Por un momento él no se movió, sólo la miró con atención, de un modo incómodamente evaluador. Tillie tuvo la sensación de que él pensaba que ella era terriblemente provinciana, o al menos ingenua, y detestó que su creencia en la bondad general de los hombres la hiciera quedar como tonta.

No debería ser de ese modo. Uno debía confiar en sus amigos y vecinos. Y ella ciertamente no debería ser ridiculizada por hacerlo.

Pero Peter la sorprendió, y simplemente dijo:

– Probablemente tenga razón. Hace tiempo me di cuenta de que la mayoría de los misterios tienen soluciones perfectamente benignas y aburridas. Lady Neeley probablemente estará aceptando la derrota antes de que termine la semana.

– ¿No cree que soy tonta por ser tan confiada? -preguntó Tillie, casi pateándose por hacerlo.

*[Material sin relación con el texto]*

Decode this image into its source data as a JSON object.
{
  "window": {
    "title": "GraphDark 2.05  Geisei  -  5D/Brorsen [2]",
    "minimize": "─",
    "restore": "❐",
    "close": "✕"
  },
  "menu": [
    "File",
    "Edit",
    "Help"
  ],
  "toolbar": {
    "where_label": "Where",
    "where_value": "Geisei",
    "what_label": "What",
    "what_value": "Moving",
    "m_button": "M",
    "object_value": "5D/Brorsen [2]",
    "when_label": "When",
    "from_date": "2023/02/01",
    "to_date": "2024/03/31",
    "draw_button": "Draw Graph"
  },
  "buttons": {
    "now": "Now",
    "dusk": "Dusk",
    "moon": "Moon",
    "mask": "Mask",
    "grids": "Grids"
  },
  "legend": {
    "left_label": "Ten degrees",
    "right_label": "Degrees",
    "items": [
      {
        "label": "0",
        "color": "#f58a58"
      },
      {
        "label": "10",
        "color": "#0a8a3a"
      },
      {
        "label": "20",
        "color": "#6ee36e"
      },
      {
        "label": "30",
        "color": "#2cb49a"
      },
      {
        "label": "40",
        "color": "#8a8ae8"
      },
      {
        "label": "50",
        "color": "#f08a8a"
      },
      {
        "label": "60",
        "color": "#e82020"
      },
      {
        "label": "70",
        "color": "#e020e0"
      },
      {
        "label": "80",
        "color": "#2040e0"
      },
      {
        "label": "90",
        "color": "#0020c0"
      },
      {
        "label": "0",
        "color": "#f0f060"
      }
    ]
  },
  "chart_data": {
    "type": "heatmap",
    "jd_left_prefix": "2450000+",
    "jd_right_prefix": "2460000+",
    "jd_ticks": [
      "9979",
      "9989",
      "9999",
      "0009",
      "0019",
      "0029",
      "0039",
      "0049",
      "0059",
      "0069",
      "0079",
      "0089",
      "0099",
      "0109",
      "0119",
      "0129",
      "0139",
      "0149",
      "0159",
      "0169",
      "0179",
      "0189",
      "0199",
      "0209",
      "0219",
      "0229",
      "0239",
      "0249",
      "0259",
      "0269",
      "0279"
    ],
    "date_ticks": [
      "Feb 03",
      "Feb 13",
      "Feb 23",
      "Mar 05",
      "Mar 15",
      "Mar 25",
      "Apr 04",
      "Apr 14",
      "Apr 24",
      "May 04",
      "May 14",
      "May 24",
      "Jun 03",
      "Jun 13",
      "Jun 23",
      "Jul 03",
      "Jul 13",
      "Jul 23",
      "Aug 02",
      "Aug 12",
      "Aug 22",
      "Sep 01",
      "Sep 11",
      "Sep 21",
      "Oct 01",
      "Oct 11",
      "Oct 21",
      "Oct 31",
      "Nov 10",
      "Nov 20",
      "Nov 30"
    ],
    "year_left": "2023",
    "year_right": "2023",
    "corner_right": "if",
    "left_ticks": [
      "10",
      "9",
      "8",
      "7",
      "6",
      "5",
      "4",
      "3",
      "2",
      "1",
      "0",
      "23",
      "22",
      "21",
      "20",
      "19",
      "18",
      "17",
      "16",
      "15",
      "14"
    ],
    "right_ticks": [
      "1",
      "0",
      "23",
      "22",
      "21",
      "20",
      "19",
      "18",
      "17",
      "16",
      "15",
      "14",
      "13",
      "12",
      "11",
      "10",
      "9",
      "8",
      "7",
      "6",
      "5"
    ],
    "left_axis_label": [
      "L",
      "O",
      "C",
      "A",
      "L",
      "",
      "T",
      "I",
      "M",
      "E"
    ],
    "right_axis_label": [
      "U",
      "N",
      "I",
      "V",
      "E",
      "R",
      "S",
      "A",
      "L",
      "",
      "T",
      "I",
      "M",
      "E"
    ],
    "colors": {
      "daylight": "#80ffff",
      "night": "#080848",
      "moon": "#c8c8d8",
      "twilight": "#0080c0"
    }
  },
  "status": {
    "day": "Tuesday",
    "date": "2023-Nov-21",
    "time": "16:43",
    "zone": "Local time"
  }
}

Pero no parecía poder dejar de hacer preguntas a este hombre; no podía recordar a nadie cuyas opiniones le importaran tanto.

Él sonrió.

– No. No estoy necesariamente de acuerdo con usted. Pero es agradable compartir el té con alguien cuya fe en la humanidad no ha sido herida irreparablemente.

Un sombrío dolor la inundó, y se preguntó si Harry también había sido cambiado por la guerra. Se dio cuenta de que así debía haber sido, y no pudo creer que no lo hubiese pensado antes. Siempre había imaginado al mismo Harry de siempre, riendo, bromeando y haciendo travesuras a cada oportunidad.

Pero cuando miraba a Peter Thompson, se daba cuenta de que había una sombra tras sus ojos que nunca desaparecía del todo.

Harry había estado al lado de Peter durante la guerra. Sus ojos habían visto los mismos horrores, y sus ojos hubiesen tenido las mismas sombras si no estuviera enterrado en Bélgica.

– ¿Tillie?

Ella levantó la mirada rápidamente. Había estado callada más tiempo del que quería, y Peter la miraba con expresión curiosa.

– Lo siento -dijo reflexivamente-, sólo soñaba despierta.

Pero mientras bebía su té, observándolo disimuladamente sobre el borde de su taza, no era en Harry en quien estaba pensando. Por primera vez en un año, finalmente, emocionantemente, no era Harry.

Era Peter, y en lo único que podía pensar es que no debería tener sombras tras los ojos. Y ella quería ser quien las desterrara para siempre.